Performative Removal of TV Episodes Is Not the Same as Fighting Structural Inequality
For the last few weeks, Black activists have been pushing to defund the police, telling people to fight structural inequality and to stop killing Black people. The response from the media, unfortunately, has been very focused on optics over substance, with gestures like voice actors stepping down or apologizing for playing roles for people of color and removing TV show episodes containing Blackface from streaming and syndication.
While superficial in some ways, it was at least moving the conversation—that is, until they came for the wrong show.
I know Hulu better put that Golden Girls episode back
— Ira Madison III (@ira) June 29, 2020
First of all, Black people love Golden Girls, so we would have like to have been consulted on this, because then we could have told everyone that … it was a mud mask, not to mention the episode in question, where this happens, is called “Mixed Blessings,” which aired in 1988. In the episode, Dorothy’s son Michael gets engaged to a much older Black woman named Lorraine, played by Rosalind Cash. There’s conflict because Dorothy doesn’t think Michael should marry a woman twice his age, and Lorraine’s mother doesn’t want her daughter marrying a “skinny white boy.”
There are some genuinely funny bits in the episode, as the two families deal with their issues concerning the marriage. It’s one of the rare episodes where multiple Black characters appear. The “Blackface” moment in question is when Rose and Blanche are wearing face masks, and the line “This is mud on our faces. We’re not really Black” comes up. That’s it.
Yes, it’s a gag based on Blackface, and that is problematic because of the racial subtext in connection to one of the only episodes in which we see a Black family, but it’s not Blackface. In conclusion, Hulu removed an important episode about race because of a joke that was … not Blackface? Which they would have known if they had bothered to ask … anybody.
This is the kind of bad-faith decision-making that builds resentment for Black people rather than accepting true accountability. Switching voice actors while the show is airing at least gives non-white actors the opportunity for work, but television and movies with Blackface, Yellowface, and Brownface already exist. They cannot be unmade, not to mention that many of the shows that did these things in the 2000s—30 Rock, Community, The Office—already made it clear for years that they did not care about the issue, so now it just comes off as performative.

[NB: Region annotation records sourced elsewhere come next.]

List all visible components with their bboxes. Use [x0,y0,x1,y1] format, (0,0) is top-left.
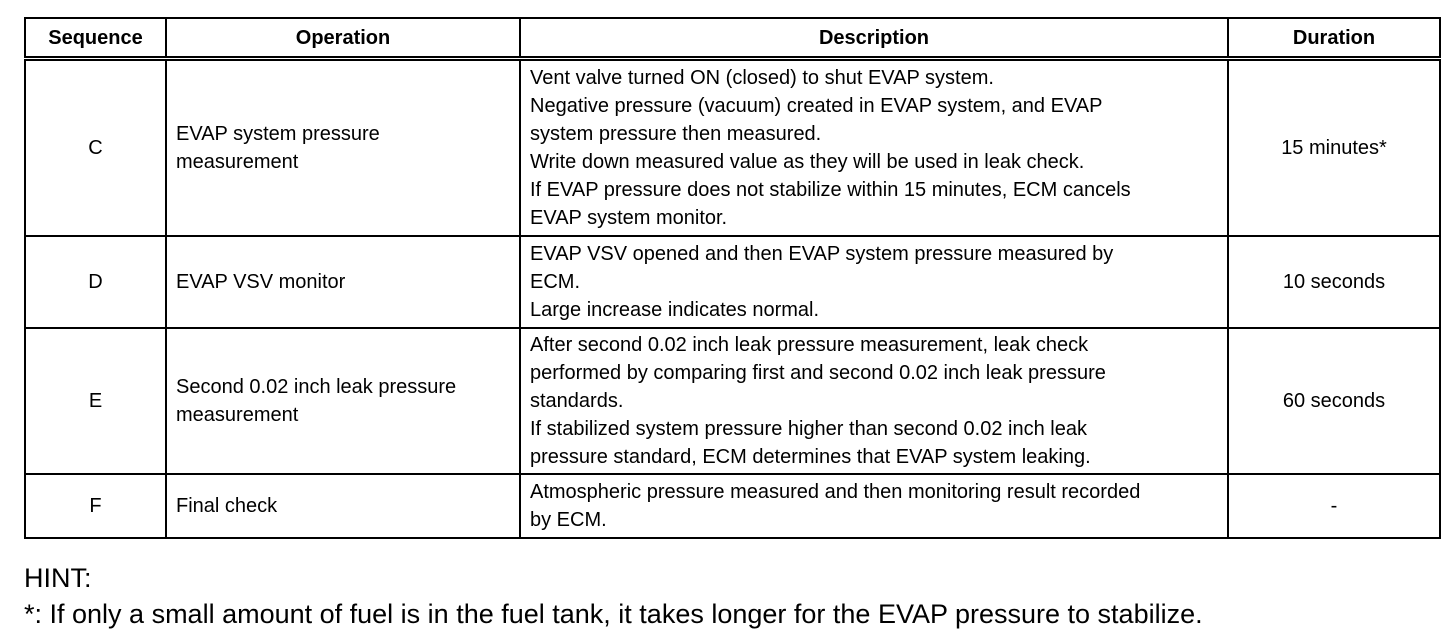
table-row [25,236,1440,328]
table-row [25,328,1440,474]
sequence-cell: F [25,474,166,538]
header-description: Description [520,18,1228,59]
description-line: performed by comparing first and second 0.02 inch leak pressure [530,362,1106,384]
description-line: pressure standard, ECM determines that EVAP system leaking. [530,446,1091,468]
description-line: If EVAP pressure does not stabilize within 15 minutes, ECM cancels [530,179,1131,201]
operation-cell [166,474,520,538]
description-line: If stabilized system pressure higher than second 0.02 inch leak [530,418,1087,440]
operation-cell [166,236,520,328]
operation-line: Second 0.02 inch leak pressure [176,376,457,398]
sequence-cell: E [25,328,166,474]
sequence-cell: C [25,59,166,237]
description-line: Negative pressure (vacuum) created in EVAP system, and EVAP [530,95,1103,117]
operation-cell [166,59,520,237]
operation-line: measurement [176,404,299,426]
description-cell [520,236,1228,328]
description-line: standards. [530,390,624,412]
header-sequence: Sequence [25,18,166,59]
description-line: ECM. [530,271,580,293]
operation-line: measurement [176,151,299,173]
hint-text: *: If only a small amount of fuel is in the fuel tank, it takes longer for the EVAP pressure to stabilize. [24,599,1203,629]
header-duration: Duration [1228,18,1440,59]
duration-cell: 15 minutes* [1228,59,1440,237]
description-line: After second 0.02 inch leak pressure measurement, leak check [530,334,1089,356]
description-cell [520,474,1228,538]
description-cell [520,328,1228,474]
description-line: Atmospheric pressure measured and then monitoring result recorded [530,481,1141,503]
header-operation: Operation [166,18,520,59]
description-line: by ECM. [530,509,607,531]
duration-cell: - [1228,474,1440,538]
description-line: EVAP system monitor. [530,207,728,229]
table-row [25,59,1440,237]
table-row [25,474,1440,538]
operation-line: EVAP VSV monitor [176,271,346,293]
description-line: Large increase indicates normal. [530,299,820,321]
table-header-row [25,18,1440,59]
description-line: Vent valve turned ON (closed) to shut EVAP system. [530,67,994,89]
evap-monitor-table [24,17,1441,539]
hint-title: HINT: [24,563,92,593]
operation-cell [166,328,520,474]
hint-block [24,560,1203,632]
operation-line: Final check [176,495,278,517]
description-line: system pressure then measured. [530,123,822,145]
description-line: EVAP VSV opened and then EVAP system pressure measured by [530,243,1114,265]
sequence-cell: D [25,236,166,328]
description-cell [520,59,1228,237]
duration-cell: 10 seconds [1228,236,1440,328]
duration-cell: 60 seconds [1228,328,1440,474]
description-line: Write down measured value as they will be used in leak check. [530,151,1085,173]
operation-line: EVAP system pressure [176,123,380,145]
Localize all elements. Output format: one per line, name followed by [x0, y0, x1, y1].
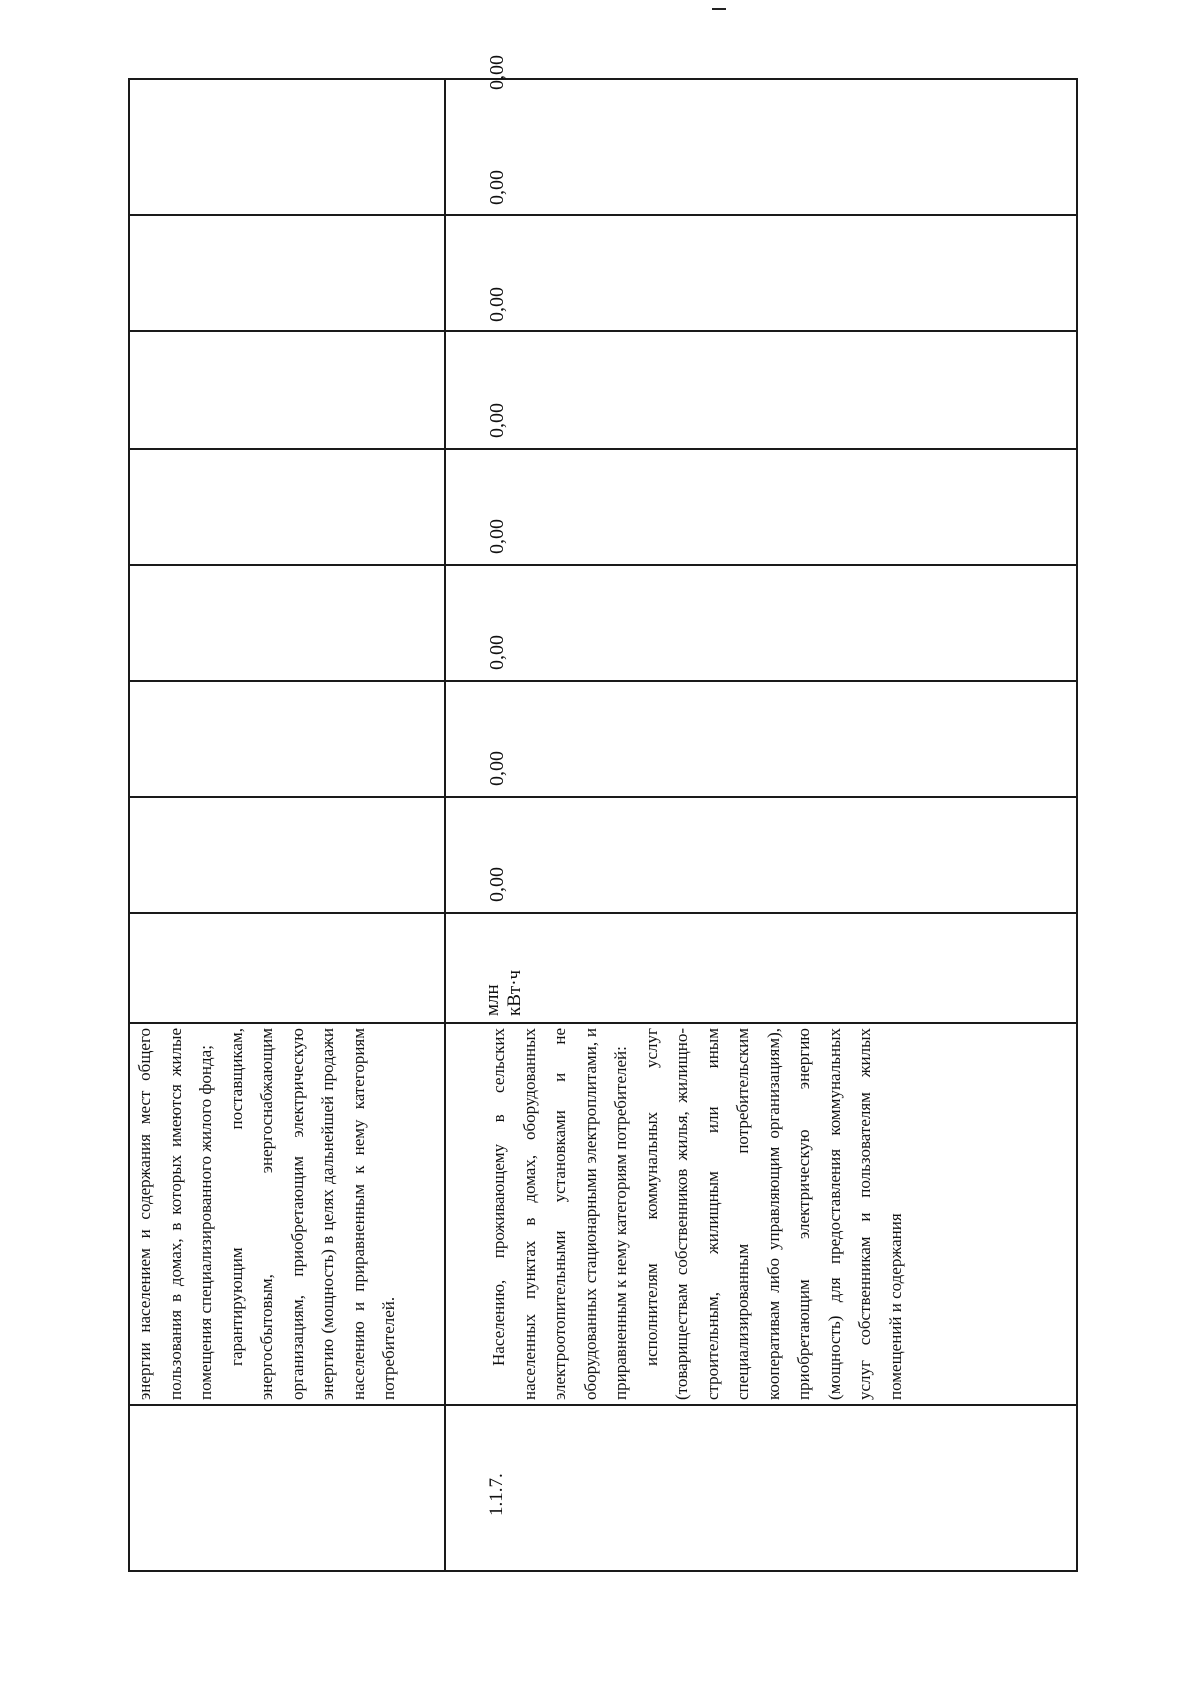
column-divider-value	[128, 448, 1078, 450]
column-divider-value	[128, 564, 1078, 566]
row-117-description	[484, 1028, 911, 1400]
row-top-description	[130, 1028, 405, 1400]
value-cell-6: 0,00	[486, 287, 508, 322]
row-117-unit	[482, 920, 526, 1016]
row-top-paragraph-2: гарантирующим поставщикам, энергосбытовым, энергоснабжающим организациям, приобретающим электрическую энергию (мощность) в целях дальнейшей продажи населению и приравненным к нему категориям потребителей.	[226, 1028, 398, 1400]
row-117-paragraph-1: Населению, проживающему в сельских населенных пунктах в домах, оборудованных электроотопительными установками и не оборудованных стационарными электроплитами, и приравненным к нему категориям потребителей:	[489, 1028, 630, 1400]
row-divider	[444, 78, 446, 1572]
row-top-paragraph-1: энергии населением и содержания мест общего пользования в домах, в которых имеются жилые помещения специализированного жилого фонда;	[135, 1028, 215, 1400]
column-divider-value	[128, 796, 1078, 798]
value-cell-2: 0,00	[486, 751, 508, 786]
value-cell-7: 0,00	[486, 170, 508, 205]
column-divider-description	[128, 1022, 1078, 1024]
value-cell-3: 0,00	[486, 635, 508, 670]
column-divider-unit	[128, 912, 1078, 914]
column-divider-value	[128, 214, 1078, 216]
column-divider-value	[128, 680, 1078, 682]
row-117-number: 1.1.7.	[486, 1473, 507, 1516]
column-divider-value	[128, 330, 1078, 332]
value-cell-1: 0,00	[486, 867, 508, 902]
value-cell-8: 0,00	[486, 55, 508, 90]
row-117-paragraph-2: исполнителям коммунальных услуг (товариществам собственников жилья, жилищно-строительным, жилищным или иным специализированным потребительским кооперативам либо управляющим организациям), приобретающим электрическую энергию (мощность) для предоставления коммунальных услуг собственникам и пользователям жилых помещений и содержания	[641, 1028, 905, 1400]
column-divider-number	[128, 1404, 1078, 1406]
value-cell-4: 0,00	[486, 519, 508, 554]
unit-line-2: кВт·ч	[504, 969, 525, 1016]
value-cell-5: 0,00	[486, 403, 508, 438]
unit-line-1: млн	[482, 984, 503, 1016]
page-number-mark	[712, 8, 726, 10]
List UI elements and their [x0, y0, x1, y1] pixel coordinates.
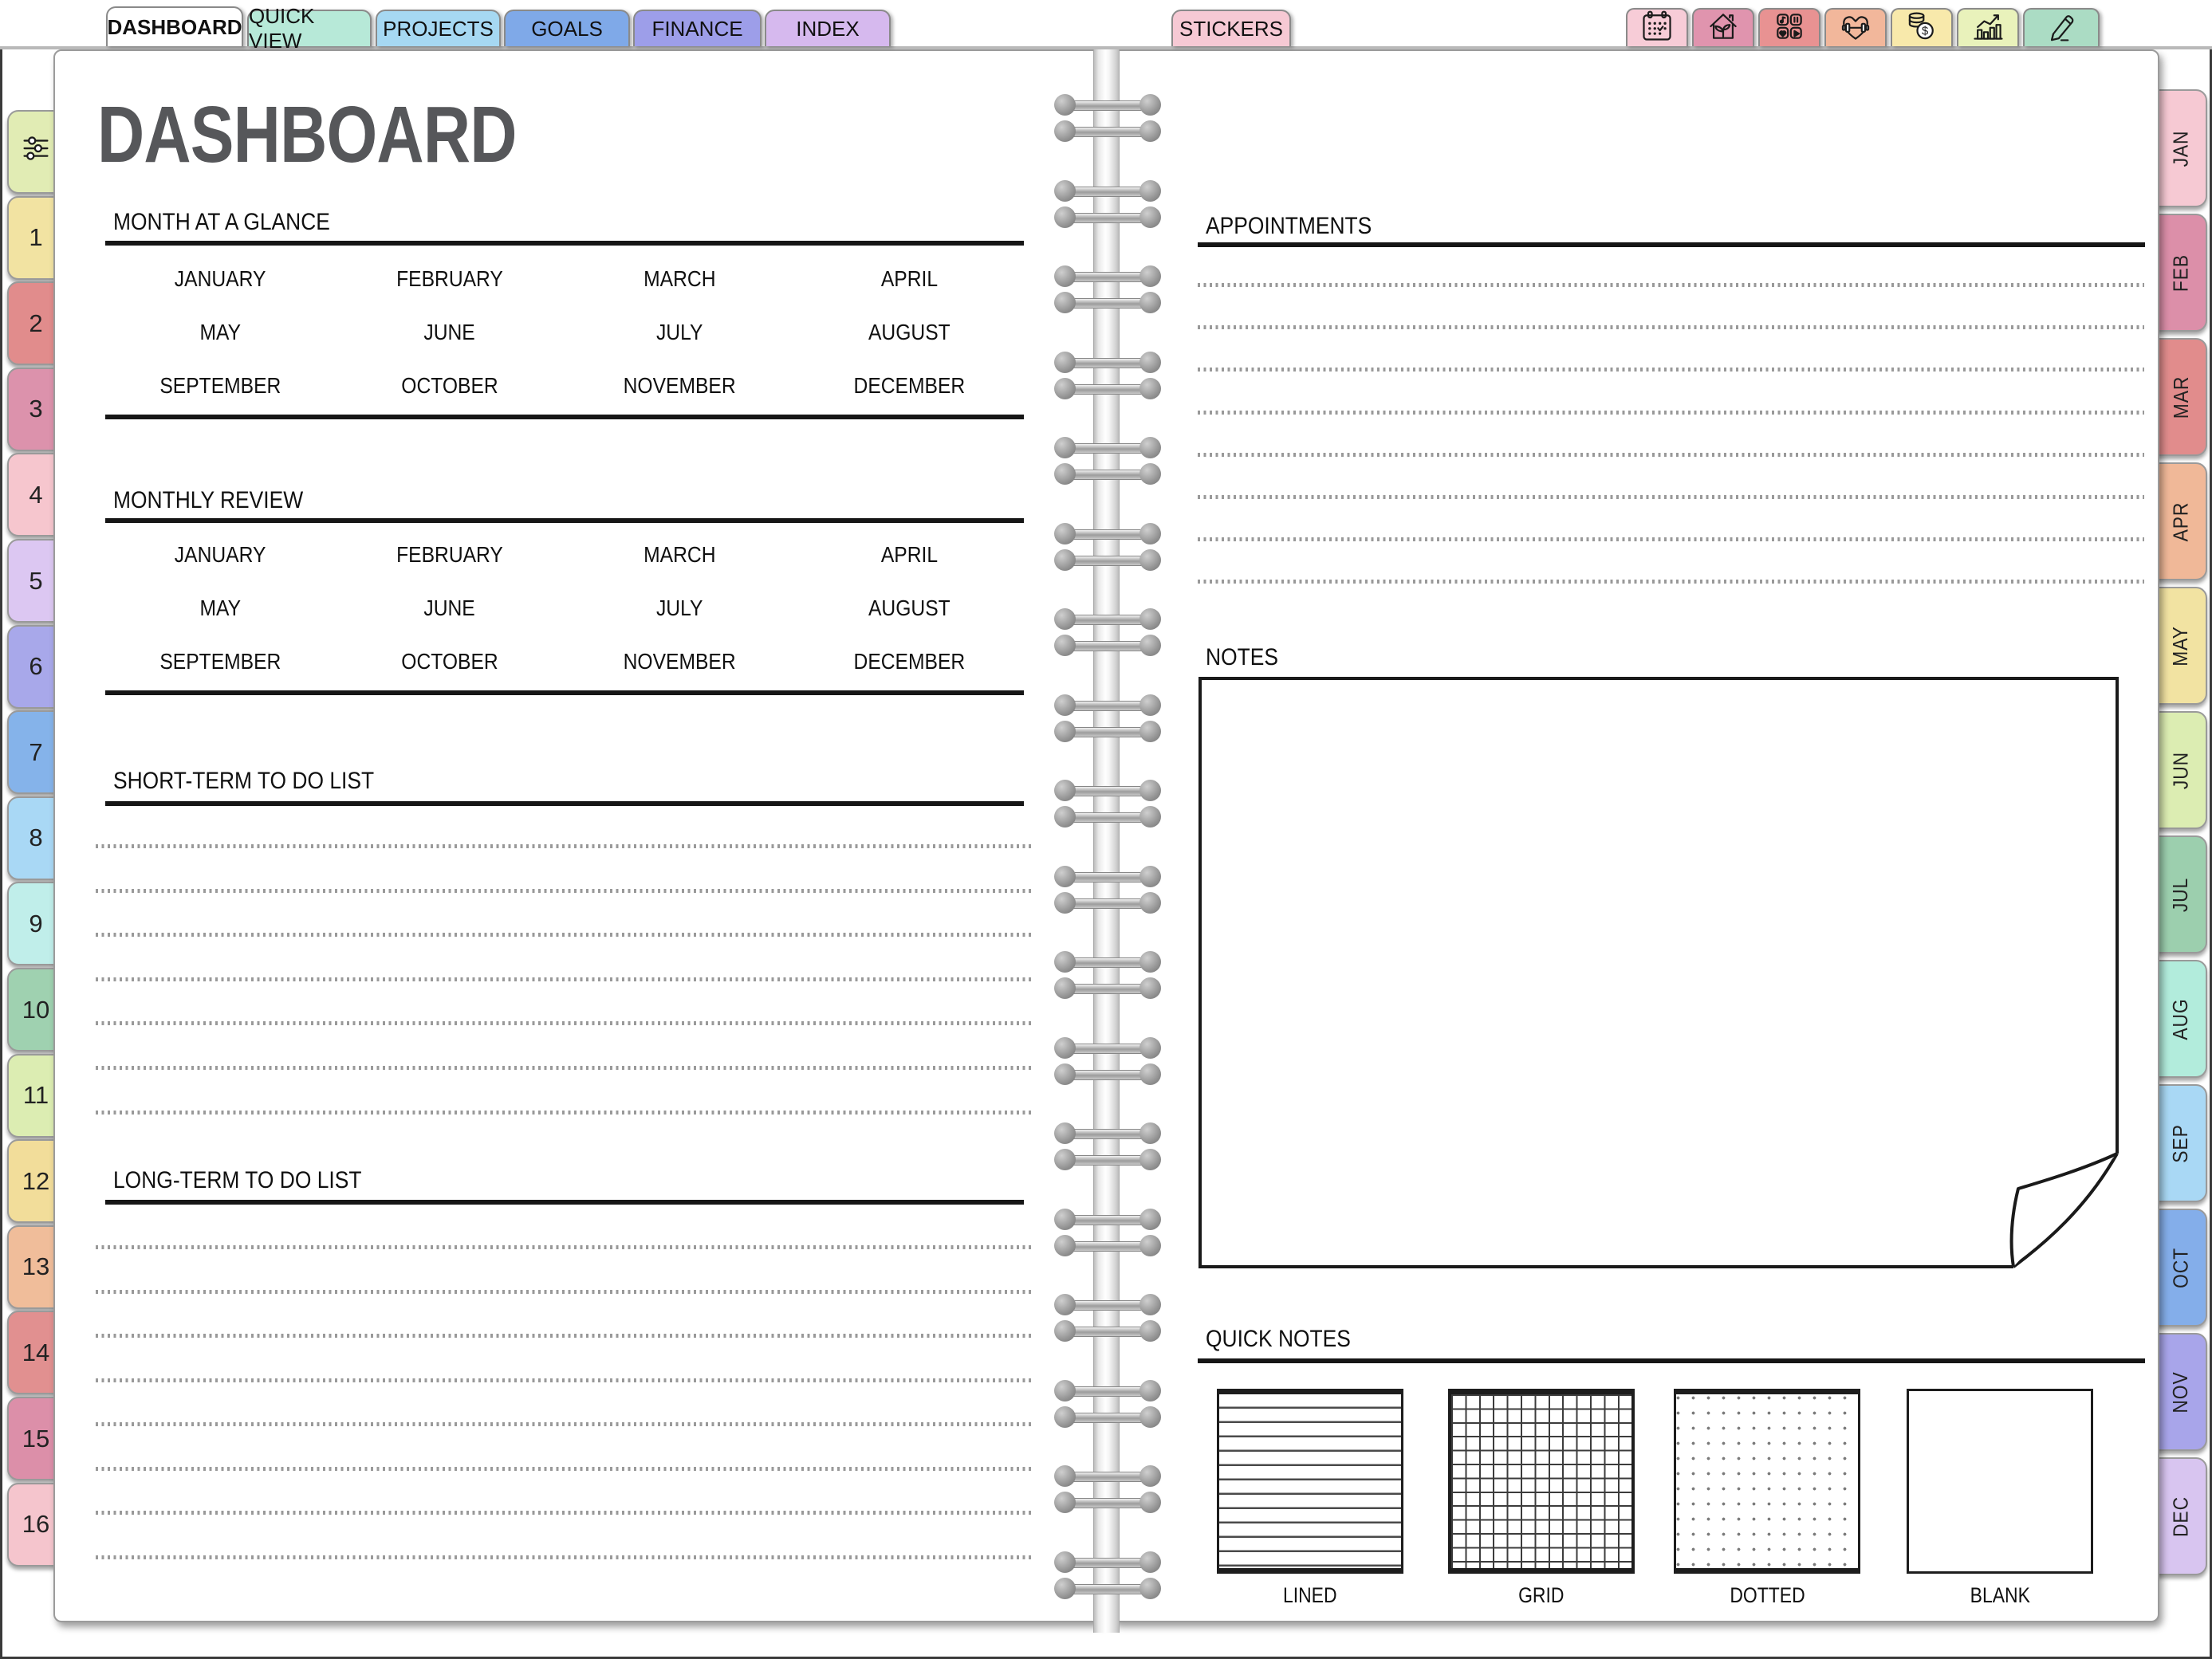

I’d rather they just have something that comes up before the episode saying, “We were try-hard comedians who didn’t care about the history of Blackface when we made this episode.” That would at least be more genuine.
If Hollywood and media want to do things that actually matter, going forward, they should hire more POC in front of and behind the camera. They should greenlight more diverse projects that are not just about ethnic suffering. They should donate their Blackface money to BLM, the NAACP, or the Black Trans Advocacy Coalition.
Instead, things like this just undermine what Black people are asking for, which, just to remind y’all, was to stop killing us and justice for Black victims of police brutality.